Souvenez-vous ! En 2010, Bill Gates et Warren Buffett lançaient avec le sourire une idée simple : le Giving Pledge, ou comment promettre (coude sur la table !) de donner au moins la moitié de sa fortune à de “bonnes causes” avant de mourir. À l’époque, la tech faisait naître les milliardaires à la chaîne, comme si le secret du pain au levain s’était infiltré dans la finance mondiale. Trente-sept ans avant la série « Succession », les familles tech s’interrogeaient déjà sur l’avenir de leurs montagnes de cash. Fast forward à 2024… et le compte n’y est pas.

“Les milliardaires se multiplient plus vite que les likes sur la photo d’un chiot”, mais la redistribution n’a pas vraiment suivi. Aux États-Unis, le 1% le plus riche possède autant que les 90% du bas de l’échelle — et pendant ce temps, la foule GoFundMe bat des records de collecte pour payer nourriture et logement. La philanthropie des géants de la tech fait un peu figure de club oublié, un “clap-clap-club” comme le dit (méchamment) Peter Thiel.

Alors, le Giving Pledge, c’est encore hype ? Pas vraiment. Les signatures, elles, fondent plus vite qu’un Data Center en pleine canicule californienne : 113 les cinq premières années, puis 72, puis 43, et… seulement quatre courageux en 2024.

Pledge or not pledge, telle est la question… mais la générosité semble en mode avion.

Les tenants du “givers gonna give » changent de discours. Peter Thiel, provocateur en chef, n’a jamais signé — trop mainstream, sans doute. Il appelle même ses vieux potes à quitter le navire, arguant qu’on se sent “presque victime de chantage à rester sur la liste”. Mais peut-on vraiment croire que Mark Zuckerberg ou Elon Musk, si peu soucieux de leur image publique, tremblent à l’idée d’être mal vus par la presse ? Après tout, ils en ont vu d’autres et semblent plus branchés innovation que compassion corporate.

Le plus ironique, c’est qu’en coulisses, il y a une vraie guerre de valeurs : entre anciens rêveurs hippies persuadés de changer le monde et libertariens de la nouvelle vague, qui préfèrent le « self-made cash » à la “bonne action obligatoire”. Résultat ? Certains redéfinissent la philanthropie à leur sauce, comme les Zuckerberg qui recentrent leurs dons sur la recherche biomédicale plutôt que l’éducation.

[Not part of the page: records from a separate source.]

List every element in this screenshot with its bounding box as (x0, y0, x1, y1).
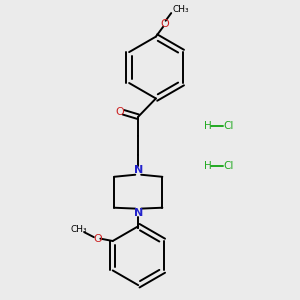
Text: Cl: Cl (224, 122, 234, 131)
Text: O: O (93, 234, 102, 244)
Text: Cl: Cl (224, 161, 234, 171)
Text: N: N (134, 165, 143, 175)
Text: CH₃: CH₃ (71, 225, 88, 234)
Text: H: H (205, 161, 212, 171)
Text: O: O (115, 107, 124, 117)
Text: O: O (160, 19, 169, 29)
Text: N: N (134, 208, 143, 218)
Text: H: H (205, 122, 212, 131)
Text: CH₃: CH₃ (172, 5, 189, 14)
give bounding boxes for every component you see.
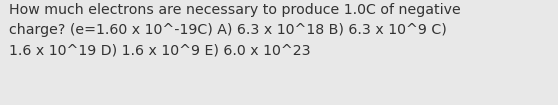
Text: How much electrons are necessary to produce 1.0C of negative
charge? (e=1.60 x 1: How much electrons are necessary to prod… (9, 3, 461, 57)
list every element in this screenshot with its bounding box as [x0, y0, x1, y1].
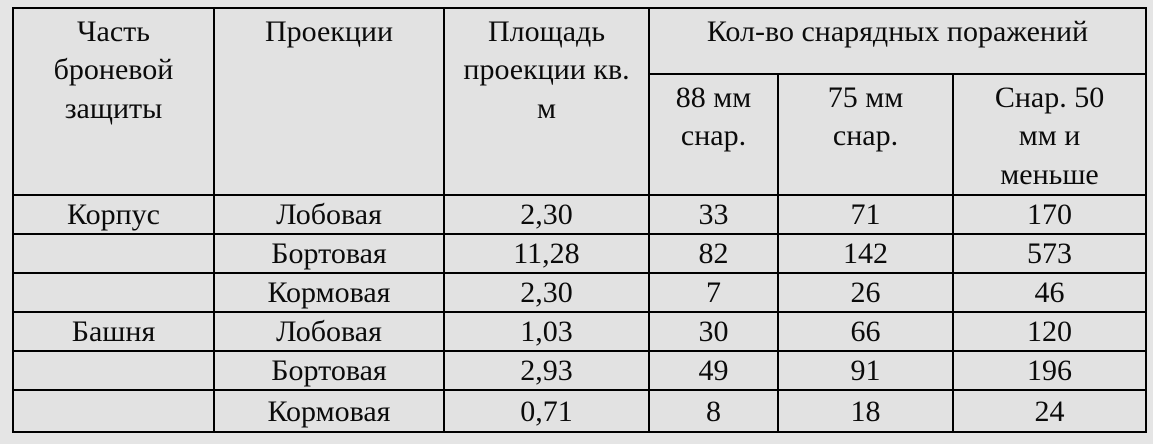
cell-hits-88: 33 — [648, 194, 779, 236]
cell-hits-75: 26 — [777, 272, 954, 314]
table-row: Башня Лобовая 1,03 30 66 120 — [12, 311, 1148, 353]
cell-hits-50: 196 — [951, 350, 1148, 392]
cell-armor-part: Корпус — [12, 194, 215, 236]
cell-area: 2,93 — [443, 350, 650, 392]
cell-area: 0,71 — [443, 389, 650, 434]
cell-projection: Кормовая — [213, 272, 445, 314]
cell-area: 2,30 — [443, 194, 650, 236]
cell-hits-50: 573 — [951, 233, 1148, 275]
cell-projection: Лобовая — [213, 194, 445, 236]
header-row-group: Часть броневой защиты Проекции Площадь п… — [12, 6, 1148, 197]
cell-hits-75: 18 — [777, 389, 954, 434]
table-row: Корпус Лобовая 2,30 33 71 170 — [12, 194, 1148, 236]
col-header-88mm: 88 мм снар. — [648, 72, 779, 197]
col-header-hits-group: Кол-во снарядных поражений — [647, 7, 1148, 75]
cell-area: 11,28 — [443, 233, 650, 275]
cell-hits-75: 91 — [777, 350, 954, 392]
cell-hits-50: 46 — [951, 272, 1148, 314]
col-header-50mm: Снар. 50 мм и меньше — [951, 72, 1148, 197]
cell-projection: Лобовая — [213, 311, 445, 353]
header-row-sub: 88 мм снар. 75 мм снар. Снар. 50 мм и ме… — [13, 72, 1148, 197]
cell-projection: Бортовая — [213, 233, 445, 275]
cell-hits-88: 7 — [648, 272, 779, 314]
cell-hits-88: 82 — [648, 233, 779, 275]
cell-armor-part — [12, 389, 215, 434]
cell-armor-part — [12, 350, 215, 392]
col-header-area: Площадь проекции кв. м — [443, 6, 650, 197]
cell-hits-50: 170 — [951, 194, 1148, 236]
cell-projection: Кормовая — [213, 389, 445, 434]
col-header-armor-part: Часть броневой защиты — [12, 6, 215, 197]
cell-hits-50: 24 — [951, 389, 1148, 434]
cell-hits-75: 66 — [777, 311, 954, 353]
cell-armor-part — [12, 233, 215, 275]
cell-hits-75: 71 — [777, 194, 954, 236]
col-header-75mm: 75 мм снар. — [777, 72, 954, 197]
armor-hits-table: Часть броневой защиты Проекции Площадь п… — [12, 6, 1148, 434]
cell-hits-50: 120 — [951, 311, 1148, 353]
table-row: Кормовая 0,71 8 18 24 — [12, 389, 1148, 434]
cell-armor-part: Башня — [12, 311, 215, 353]
cell-armor-part — [12, 272, 215, 314]
cell-area: 2,30 — [443, 272, 650, 314]
cell-hits-88: 49 — [648, 350, 779, 392]
cell-hits-88: 8 — [648, 389, 779, 434]
table-row: Бортовая 2,93 49 91 196 — [12, 350, 1148, 392]
table-row: Бортовая 11,28 82 142 573 — [12, 233, 1148, 275]
col-header-projection: Проекции — [213, 6, 445, 197]
table-row: Кормовая 2,30 7 26 46 — [12, 272, 1148, 314]
cell-hits-75: 142 — [777, 233, 954, 275]
cell-hits-88: 30 — [648, 311, 779, 353]
cell-projection: Бортовая — [213, 350, 445, 392]
cell-area: 1,03 — [443, 311, 650, 353]
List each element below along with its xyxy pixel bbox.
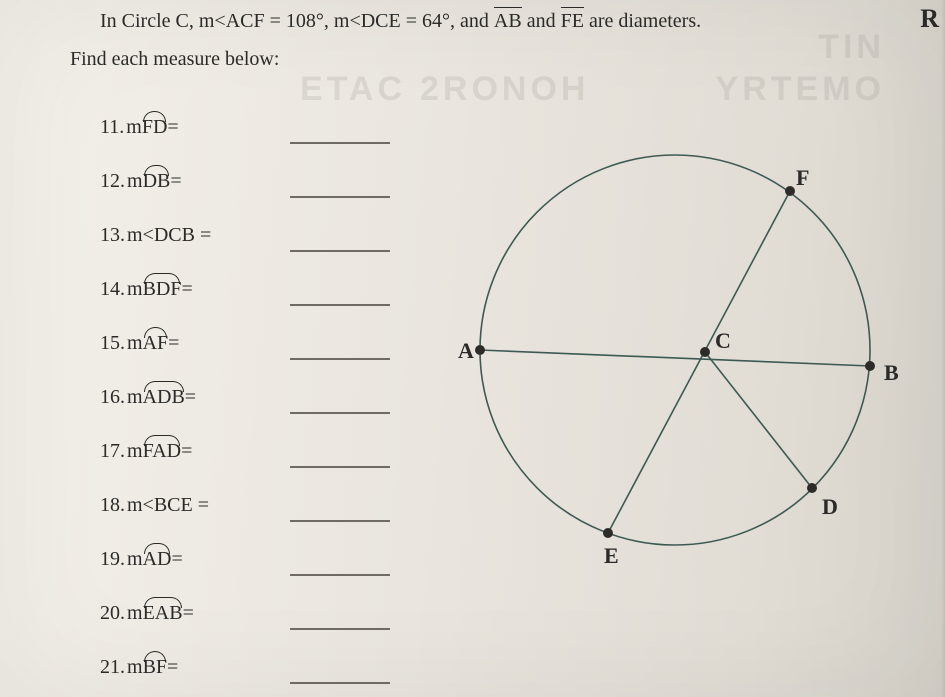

D’autres, comme Bill Gates, continuent sur la ligne “je pars sans un sou (ou presque)”.

Mais pendant que les plus modestes se tournent vers leurs proches ou le crowdfunding pour survivre au mois, la concentration de richesse continue à pulvériser tous les compteurs. Oxfam le confirme : les fortunes tech se bâtissent en années, alors que la redistribution, elle, se fait attendre…

Finalement, le Giving Pledge aura surtout réussi à prouver qu’une promesse sans engagement, c’est un peu comme une startup sans business model : ça séduit… jusqu’à ce que les investisseurs (ou les donateurs) se fassent la malle. Entre « donner » et « garder », les super-riches jouent désormais à pile ou face — mais sans jamais perdre la pièce !

La prochaine fois qu’on vous dit “l’argent ne fait pas le bonheur”, répondez : “Non, mais il fait de très (trop ?) belles promesses.”